Корнев вскочил и раскланялся перед Степаном.
– И вам, сударь, дай бог… милостивую хозяйку, так чтоб, как наши барышни, красавица была, да деток кучу.
– Мой друг, это… это… благодарю… Позвольте мне с вами облобызаться?!
Корнев вытер салфеткою рот и торжественно расцеловался со Степаном.
Степан принял это за чистую монету и, довольный, удовлетворенный, понес блюдо дальше. Лицо Степана было так серьезно и торжественно, что было неловко и смеяться. Все наклонили головы, чтоб спрятать свои улыбки.
– А ведь наступят когда-нибудь такие отношения, – заговорил Карташев.
– В раю такой Степан, может быть, выше нас с тобой, мой друг, займет место, – убежденно произнесла Аглаида Васильевна.
– На этом основании нельзя ли ему предложить маленький уголок за этим столом? – сказал Корнев.
– Здесь нельзя, – твердо ответила Аглаида Васильевна.
– Маленькая как будто непрямолинейность… Я вспомнил надпись в капелле.
– Вы, конечно, знаете, откуда эта надпись?
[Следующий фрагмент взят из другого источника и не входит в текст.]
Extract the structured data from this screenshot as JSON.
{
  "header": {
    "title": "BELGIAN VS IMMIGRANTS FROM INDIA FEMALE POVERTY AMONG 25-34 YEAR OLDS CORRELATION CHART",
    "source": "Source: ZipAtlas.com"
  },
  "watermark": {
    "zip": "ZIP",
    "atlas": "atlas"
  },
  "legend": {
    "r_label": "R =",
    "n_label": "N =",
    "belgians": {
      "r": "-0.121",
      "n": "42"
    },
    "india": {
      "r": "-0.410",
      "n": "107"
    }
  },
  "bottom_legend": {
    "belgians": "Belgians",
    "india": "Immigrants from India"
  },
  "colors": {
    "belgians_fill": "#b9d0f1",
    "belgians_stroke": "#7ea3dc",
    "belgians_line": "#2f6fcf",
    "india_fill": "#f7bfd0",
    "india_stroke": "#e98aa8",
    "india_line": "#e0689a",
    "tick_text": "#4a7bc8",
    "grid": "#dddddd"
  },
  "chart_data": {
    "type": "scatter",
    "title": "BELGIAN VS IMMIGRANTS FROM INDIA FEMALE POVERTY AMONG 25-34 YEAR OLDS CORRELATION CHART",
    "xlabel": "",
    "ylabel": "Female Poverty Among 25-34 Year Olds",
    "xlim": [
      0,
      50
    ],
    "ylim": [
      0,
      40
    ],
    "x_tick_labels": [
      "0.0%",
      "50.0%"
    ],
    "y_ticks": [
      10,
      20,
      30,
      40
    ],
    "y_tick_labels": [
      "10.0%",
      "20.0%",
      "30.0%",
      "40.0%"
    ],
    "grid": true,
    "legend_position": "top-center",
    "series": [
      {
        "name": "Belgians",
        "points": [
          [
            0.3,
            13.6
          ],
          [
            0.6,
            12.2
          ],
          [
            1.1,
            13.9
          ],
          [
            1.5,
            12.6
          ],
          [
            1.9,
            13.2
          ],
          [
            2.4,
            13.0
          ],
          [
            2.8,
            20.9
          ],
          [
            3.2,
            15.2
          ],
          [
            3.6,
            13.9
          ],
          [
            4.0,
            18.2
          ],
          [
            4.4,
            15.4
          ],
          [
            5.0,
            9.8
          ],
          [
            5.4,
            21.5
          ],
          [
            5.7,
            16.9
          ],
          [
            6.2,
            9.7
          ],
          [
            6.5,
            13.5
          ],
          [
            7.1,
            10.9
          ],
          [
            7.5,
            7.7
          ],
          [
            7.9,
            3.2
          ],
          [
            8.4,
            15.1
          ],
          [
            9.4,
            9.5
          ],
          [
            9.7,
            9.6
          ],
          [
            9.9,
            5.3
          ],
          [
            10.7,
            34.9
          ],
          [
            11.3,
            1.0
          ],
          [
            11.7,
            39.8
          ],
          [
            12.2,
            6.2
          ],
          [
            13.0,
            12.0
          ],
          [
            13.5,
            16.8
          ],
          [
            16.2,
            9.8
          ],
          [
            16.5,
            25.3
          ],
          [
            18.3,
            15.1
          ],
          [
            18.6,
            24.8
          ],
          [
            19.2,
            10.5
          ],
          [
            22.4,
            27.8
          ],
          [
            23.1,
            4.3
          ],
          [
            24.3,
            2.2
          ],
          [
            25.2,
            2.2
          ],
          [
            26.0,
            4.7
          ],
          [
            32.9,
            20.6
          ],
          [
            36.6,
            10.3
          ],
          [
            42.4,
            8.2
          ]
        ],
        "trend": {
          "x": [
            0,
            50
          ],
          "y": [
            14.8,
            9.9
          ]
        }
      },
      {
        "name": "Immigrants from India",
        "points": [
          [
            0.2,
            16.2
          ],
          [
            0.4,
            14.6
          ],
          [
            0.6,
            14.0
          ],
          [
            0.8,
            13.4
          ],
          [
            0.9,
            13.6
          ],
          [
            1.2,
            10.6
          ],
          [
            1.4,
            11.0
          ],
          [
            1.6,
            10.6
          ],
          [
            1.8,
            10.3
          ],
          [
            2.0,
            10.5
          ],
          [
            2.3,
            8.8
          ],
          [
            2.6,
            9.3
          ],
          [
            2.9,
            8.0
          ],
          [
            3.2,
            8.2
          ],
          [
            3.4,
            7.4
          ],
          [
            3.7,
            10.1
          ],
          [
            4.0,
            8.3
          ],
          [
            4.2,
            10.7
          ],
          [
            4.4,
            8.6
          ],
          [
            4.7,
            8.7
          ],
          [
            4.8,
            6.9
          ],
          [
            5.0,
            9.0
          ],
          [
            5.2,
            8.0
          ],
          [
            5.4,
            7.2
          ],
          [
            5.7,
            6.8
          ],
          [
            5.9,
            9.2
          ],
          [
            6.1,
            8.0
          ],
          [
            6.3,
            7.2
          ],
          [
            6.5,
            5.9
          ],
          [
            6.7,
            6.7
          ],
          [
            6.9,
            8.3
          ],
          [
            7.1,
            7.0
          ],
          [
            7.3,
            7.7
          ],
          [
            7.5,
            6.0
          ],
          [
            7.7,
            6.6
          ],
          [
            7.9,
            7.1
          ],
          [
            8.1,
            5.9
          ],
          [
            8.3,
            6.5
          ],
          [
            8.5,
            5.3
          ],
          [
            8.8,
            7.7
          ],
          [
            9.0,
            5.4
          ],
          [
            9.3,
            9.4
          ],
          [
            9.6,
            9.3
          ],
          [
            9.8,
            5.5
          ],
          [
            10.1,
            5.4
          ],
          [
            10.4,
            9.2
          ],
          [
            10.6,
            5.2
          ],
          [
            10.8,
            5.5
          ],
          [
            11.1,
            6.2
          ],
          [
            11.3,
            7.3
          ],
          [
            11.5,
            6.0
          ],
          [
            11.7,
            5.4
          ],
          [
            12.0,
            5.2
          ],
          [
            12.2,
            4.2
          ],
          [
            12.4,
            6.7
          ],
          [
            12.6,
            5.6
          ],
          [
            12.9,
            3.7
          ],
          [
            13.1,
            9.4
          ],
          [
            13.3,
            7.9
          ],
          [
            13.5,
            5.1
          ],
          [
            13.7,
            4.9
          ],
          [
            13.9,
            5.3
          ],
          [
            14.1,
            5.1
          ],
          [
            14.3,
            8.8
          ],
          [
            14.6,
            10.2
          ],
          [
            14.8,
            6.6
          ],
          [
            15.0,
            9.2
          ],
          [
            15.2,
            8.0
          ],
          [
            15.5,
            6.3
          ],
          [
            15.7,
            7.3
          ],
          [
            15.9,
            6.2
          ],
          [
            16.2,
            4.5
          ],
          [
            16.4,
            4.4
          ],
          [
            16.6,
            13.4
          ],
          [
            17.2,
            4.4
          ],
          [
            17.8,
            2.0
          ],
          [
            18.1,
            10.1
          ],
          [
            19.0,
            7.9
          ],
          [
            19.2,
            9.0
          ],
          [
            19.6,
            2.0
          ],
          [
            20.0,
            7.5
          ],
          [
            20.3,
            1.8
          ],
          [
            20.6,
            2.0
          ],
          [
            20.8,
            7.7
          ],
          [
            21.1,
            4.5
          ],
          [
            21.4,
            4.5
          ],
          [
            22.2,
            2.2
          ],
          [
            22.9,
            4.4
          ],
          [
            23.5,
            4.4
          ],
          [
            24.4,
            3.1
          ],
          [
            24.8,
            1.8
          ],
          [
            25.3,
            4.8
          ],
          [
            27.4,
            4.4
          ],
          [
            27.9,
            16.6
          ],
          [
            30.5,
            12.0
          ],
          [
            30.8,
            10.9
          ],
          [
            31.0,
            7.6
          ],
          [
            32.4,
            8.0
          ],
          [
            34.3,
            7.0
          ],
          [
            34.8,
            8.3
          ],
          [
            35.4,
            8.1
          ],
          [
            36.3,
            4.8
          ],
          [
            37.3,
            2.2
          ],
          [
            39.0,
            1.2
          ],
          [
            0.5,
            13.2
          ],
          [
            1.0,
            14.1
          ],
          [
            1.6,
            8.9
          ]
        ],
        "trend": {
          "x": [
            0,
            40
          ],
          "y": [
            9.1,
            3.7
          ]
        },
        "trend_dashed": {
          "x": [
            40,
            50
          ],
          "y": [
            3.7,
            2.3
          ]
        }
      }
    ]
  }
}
Ну, там же: «Рабы, повинуйтеся господам своим».
– Рабов уже нет, теперешний раб имеет в кармане деньги и завтра сам будет иметь рабов.
– И будет…
– Чему же в таком случае повиноваться? – огрызнулся Карташев. – Капиталу?
– И рад… Выберите лучше другую тему…
– Отчего же? и эта интересна, – настаивал сын.
Из-за стола встали.
– Интересная, но не для меня.
Карташев продолжал упорствовать.
– Тёма, а если я не хочу? – уже сухо спросила Аглаида Васильевна.
Карташев насмешливо поклонился.
– Позвольте, я его выведу, – предложил Корнев, заминая надвигающуюся размолвку. – Зинаида Николаевна, сыграйте нам марш.
И под звуки марша Корнев увел упиравшегося Карташева.
– Ну, иди… – ласково не то понуждал, не то уговаривал он приятеля.
Пройдя несколько комнат, Корнев воскликнул: «О господи! я лопну, так наелся», – и с размаху упал в кресло.
Вошел Сережа и, стоя у двери, смотрел на брата и Корнева.
– Что вы, молодой человек, конфузитесь все? – спросил Корнев, подходя и встряхивая Сережу за его худенькие руки.
– Я не конфужусь.
– Вы вот берите пример с этого нахала… Право.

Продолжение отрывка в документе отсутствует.